线上开通了tke1.20.6的集群。嗯腾讯云有个原生的Prometheus的监控,开通了使用了一下。不过我没有怎么玩明白。文档也不全。还是想了下自己手动搭建一个Prometheus-oprator吧!
基本过程基本参照:Kubernetes 1.20.5 安装Prometheus-Oprator。下面讲一下不一样的和需要注意的

过程以及基本注意的:

1.前提重复操作

1.1-1.4操作基本保留都没有问题!
image.png

2. 添加 kubeControllerManager kubeScheduler监控

访问了一下Prometheus页面和前几个版本一样依然木有kube-scheduler 和 kube-controller-manager 的监控。但是没有搞明白 为什么kube-apiserver只有两个呢?两个apiserver 169开头的ip方式也有些让我诧异......
f2d423d4e2132b61904f063c2454e42.png
先再master节点执行了下netstat命令发现tke原生监控的都是ipv6的地址不是127.0.0.1的,我也就忽略了修改control-manager和scheduler配置文件了!

netstat -ntlp

03588be1418291c1764106cf72e4b97.png
这里没有修改kube-controller-manager.yaml kube-scheduler.yaml的配置文件,顺便看了一眼/etc/kubernetes/manifests目录,what?还有cilium的包? tke 1.20.6是不是也是用了cilium?
image.png
部署一下control-manager和scheduler的service服务:

cat <<EOF > kube-controller-manager-scheduler.yml
apiVersion: v1
kind: Service
metadata:
  namespace: kube-system
  name: kube-controller-manager
  labels:
    app.kubernetes.io/name: kube-controller-manager
spec:
  selector:
    component: kube-controller-manager
  type: ClusterIP
  clusterIP: None
  ports:
  - name: https-metrics
    port: 10257
    targetPort: 10257
    protocol: TCP
---
apiVersion: v1
kind: Service
metadata:
  namespace: kube-system
  name: kube-scheduler
  labels:
    app.kubernetes.io/name: kube-scheduler
spec:
  selector:
    component: kube-scheduler
  type: ClusterIP
  clusterIP: None
  ports:
  - name: https-metrics
    port: 10259
    targetPort: 10259
    protocol: TCP
EOF
 kubectl apply -f kube-controller-manager-scheduler.yml
kubectl get svc -n kube-system

b7ece3fac54cc7f04429e86edbc2385.png
开启一下endpoints:

cat <<EOF > kube-ep.yml
apiVersion: v1
kind: Endpoints
metadata:
  labels:
    k8s-app: kube-controller-manager
  name: kube-controller-manager
  namespace: kube-system
subsets:
- addresses:
  - ip: 10.0.4.25
  - ip: 10.0.4.24
  - ip: 10.0.4.38
  ports:
  - name: https-metrics
    port: 10257
    protocol: TCP
---
apiVersion: v1
kind: Endpoints
metadata:
  labels:
    k8s-app: kube-scheduler
  name: kube-scheduler
  namespace: kube-system
subsets:
- addresses:
  - ip: 10.0.4.25
  - ip: 10.0.4.24
  - ip: 10.0.4.38
  ports:
  - name: https-metrics
    port: 10259
    protocol: TCP
EOF
 kubectl apply -f kube-ep.yml
kubectl get ep -n kube-system

登陆Prometheus验证:
21519360d8a1bbe32a02d8cd2067705.png
why?control-manager都起来了 kube-schedulerj监控状态都是是down啊?
开始排查一下:
在manifests目录下(这一步一点要仔细看下新版的matchLabels发生了改变)

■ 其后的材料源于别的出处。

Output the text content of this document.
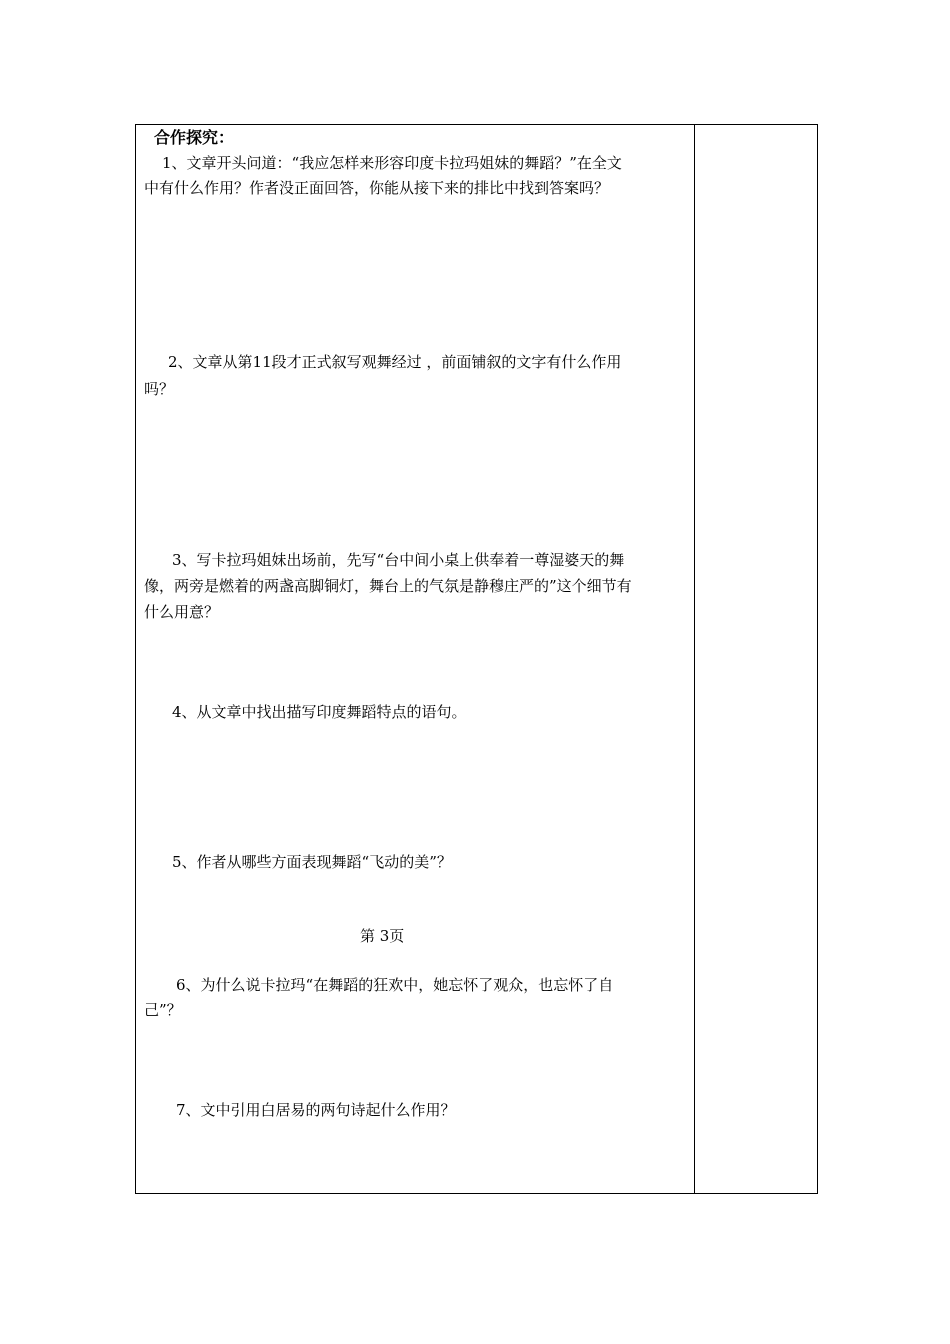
合作探究：
1、文章开头问道：“我应怎样来形容印度卡拉玛姐妹的舞蹈？”在全文
中有什么作用？作者没正面回答，你能从接下来的排比中找到答案吗？
2、文章从第11段才正式叙写观舞经过 ，前面铺叙的文字有什么作用
吗？
3、写卡拉玛姐妹出场前，先写“台中间小桌上供奉着一尊湿婆天的舞
像，两旁是燃着的两盏高脚铜灯，舞台上的气氛是静穆庄严的”这个细节有
什么用意？
4、从文章中找出描写印度舞蹈特点的语句。
5、作者从哪些方面表现舞蹈“飞动的美”？
第 3页
6、为什么说卡拉玛“在舞蹈的狂欢中，她忘怀了观众，也忘怀了自
己”？
7、文中引用白居易的两句诗起什么作用？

grep -A2 -B2  selector kubernetes-serviceMonitor*

image.png
看一眼kube-system下pod的标签:

kubectl get pods -n kube-system --show-labels

0ae6c955fef4f7aa85db99861a0b889.png
不知道为什么,tke kubernetes基本组件的labels都没有?特意看了一眼我自己搭建的集群,以scheduler为例:

kubectl get pods -n kube-schduler-k8s-master-01 -n kube-system --show-labels

9f9672e1d44e7fe04648291085ae291.png
特别想知道都喊云原生,标签这些东西能不能保持一下?否则让一般小白用户拍错真的是很难!标签没有我是不是可以手动添加一下?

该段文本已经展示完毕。